The AAT has found that interest paid by a married couple on 3 loan accounts was not deductible as they failed to establish that the interest was incurred in deriving their assessable income or in carrying on a business.
The taxpayers, Mr and Mrs J, sought to claim these deductions for the 2010 and 2011 income years. They were out of time to request amended assessments, so they objected to the original assessments. The Commissioner disallowed the objections and the taxpayers applied to the AAT to review those objection decisions.
The evidence presented to the AAT did not make the situation clear and neither taxpayer gave oral evidence before the Tribunal. Their statement of facts asserted that they were the directors of a company, which formed a partnership with a second company. However, Mrs J’s statutory declaration provided that she, and not the company, was in partnership with the second company. The taxpayers claimed that they financed various business purchases by drawing money from their home loan facility. For example, they claimed to have spent $30,000 in December 2003 to purchase a backhoe, but produced no evidence to support this claim. They also said they spent $50,000 in September 2004 to buy out their “partners’ share of the business”, but the share sale agreement was dated May 2005.

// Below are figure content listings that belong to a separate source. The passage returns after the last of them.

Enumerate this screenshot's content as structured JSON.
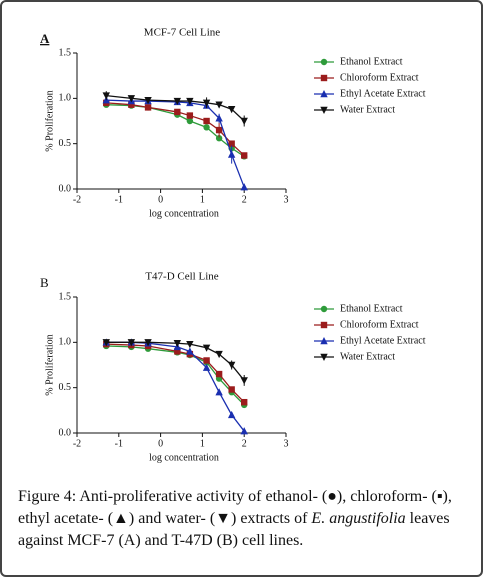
{
  "chart_data": [
    {
      "type": "line",
      "panel_label": "A",
      "title": "MCF-7 Cell Line",
      "xlabel": "log concentration",
      "ylabel": "% Proliferation",
      "x": [
        -1.3,
        -0.7,
        -0.3,
        0.4,
        0.7,
        1.1,
        1.4,
        1.7,
        2.0
      ],
      "xlim": [
        -2,
        3
      ],
      "xticks": [
        -2,
        -1,
        0,
        1,
        2,
        3
      ],
      "ylim": [
        0,
        1.5
      ],
      "yticks": [
        {
          "value": 0,
          "label": "0.0"
        },
        0.5,
        {
          "value": 1,
          "label": "1.0"
        },
        1.5
      ],
      "series": [
        {
          "name": "Ethanol Extract",
          "color": "#2e9b3a",
          "marker": "circle",
          "values": [
            0.93,
            0.92,
            0.9,
            0.82,
            0.75,
            0.68,
            0.56,
            0.45,
            0.36
          ],
          "errors": [
            0.02,
            0.02,
            0.02,
            0.02,
            0.02,
            0.03,
            0.03,
            0.03,
            0.02
          ]
        },
        {
          "name": "Chloroform Extract",
          "color": "#9b1c1c",
          "marker": "square",
          "values": [
            0.95,
            0.93,
            0.9,
            0.85,
            0.81,
            0.75,
            0.65,
            0.5,
            0.37
          ],
          "errors": [
            0.02,
            0.02,
            0.02,
            0.02,
            0.02,
            0.03,
            0.08,
            0.03,
            0.02
          ]
        },
        {
          "name": "Ethyl Acetate Extract",
          "color": "#1a2fb0",
          "marker": "triangle-up",
          "values": [
            0.98,
            0.97,
            0.97,
            0.96,
            0.95,
            0.92,
            0.78,
            0.38,
            0.02
          ],
          "errors": [
            0.02,
            0.02,
            0.02,
            0.02,
            0.02,
            0.03,
            0.05,
            0.1,
            0.01
          ]
        },
        {
          "name": "Water Extract",
          "color": "#111111",
          "marker": "triangle-down",
          "values": [
            1.03,
            1.0,
            0.98,
            0.97,
            0.97,
            0.95,
            0.93,
            0.88,
            0.75
          ],
          "errors": [
            0.05,
            0.02,
            0.02,
            0.02,
            0.02,
            0.06,
            0.03,
            0.03,
            0.06
          ]
        }
      ]
    },
    {
      "type": "line",
      "panel_label": "B",
      "title": "T47-D Cell Line",
      "xlabel": "log concentration",
      "ylabel": "% Proliferation",
      "x": [
        -1.3,
        -0.7,
        -0.3,
        0.4,
        0.7,
        1.1,
        1.4,
        1.7,
        2.0
      ],
      "xlim": [
        -2,
        3
      ],
      "xticks": [
        -2,
        -1,
        0,
        1,
        2,
        3
      ],
      "ylim": [
        0,
        1.5
      ],
      "yticks": [
        {
          "value": 0,
          "label": "0.0"
        },
        0.5,
        {
          "value": 1,
          "label": "1.0"
        },
        1.5
      ],
      "series": [
        {
          "name": "Ethanol Extract",
          "color": "#2e9b3a",
          "marker": "circle",
          "values": [
            0.96,
            0.95,
            0.93,
            0.89,
            0.86,
            0.78,
            0.6,
            0.45,
            0.31
          ],
          "errors": [
            0.02,
            0.02,
            0.02,
            0.02,
            0.02,
            0.02,
            0.03,
            0.03,
            0.02
          ]
        },
        {
          "name": "Chloroform Extract",
          "color": "#9b1c1c",
          "marker": "square",
          "values": [
            0.98,
            0.97,
            0.96,
            0.9,
            0.87,
            0.8,
            0.65,
            0.48,
            0.34
          ],
          "errors": [
            0.02,
            0.02,
            0.02,
            0.02,
            0.02,
            0.02,
            0.03,
            0.03,
            0.02
          ]
        },
        {
          "name": "Ethyl Acetate Extract",
          "color": "#1a2fb0",
          "marker": "triangle-up",
          "values": [
            1.0,
            1.0,
            0.99,
            0.95,
            0.9,
            0.72,
            0.45,
            0.2,
            0.02
          ],
          "errors": [
            0.02,
            0.02,
            0.02,
            0.02,
            0.02,
            0.02,
            0.02,
            0.03,
            0.01
          ]
        },
        {
          "name": "Water Extract",
          "color": "#111111",
          "marker": "triangle-down",
          "values": [
            1.0,
            1.0,
            1.0,
            0.99,
            0.98,
            0.94,
            0.87,
            0.75,
            0.58
          ],
          "errors": [
            0.02,
            0.02,
            0.02,
            0.03,
            0.03,
            0.03,
            0.03,
            0.05,
            0.06
          ]
        }
      ]
    }
  ],
  "caption": {
    "label": "Figure 4:",
    "text_before": "Anti-proliferative activity of ethanol- (●), chloroform- (▪), ethyl acetate- (▲) and water- (▼) extracts of",
    "species": "E. angustifolia",
    "text_after": "leaves against MCF-7 (A) and T-47D (B) cell lines."
  }
}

The AAT speculated that the most likely scenario was that the partnership was originally carried on by the 2 companies, and then – after May 2005 – operated by the first company alone. In this situation, any interest paid would have been incurred in producing the assessable income of another entity. Accordingly, due to the lack of evidence, the AAT affirmed the Commissioner’s objection decisions.
(Re Jarvis and FCT [2016] AATA 99, AAT, File Nos 2014/5984-5985, Frost DP, 24 February 2016.)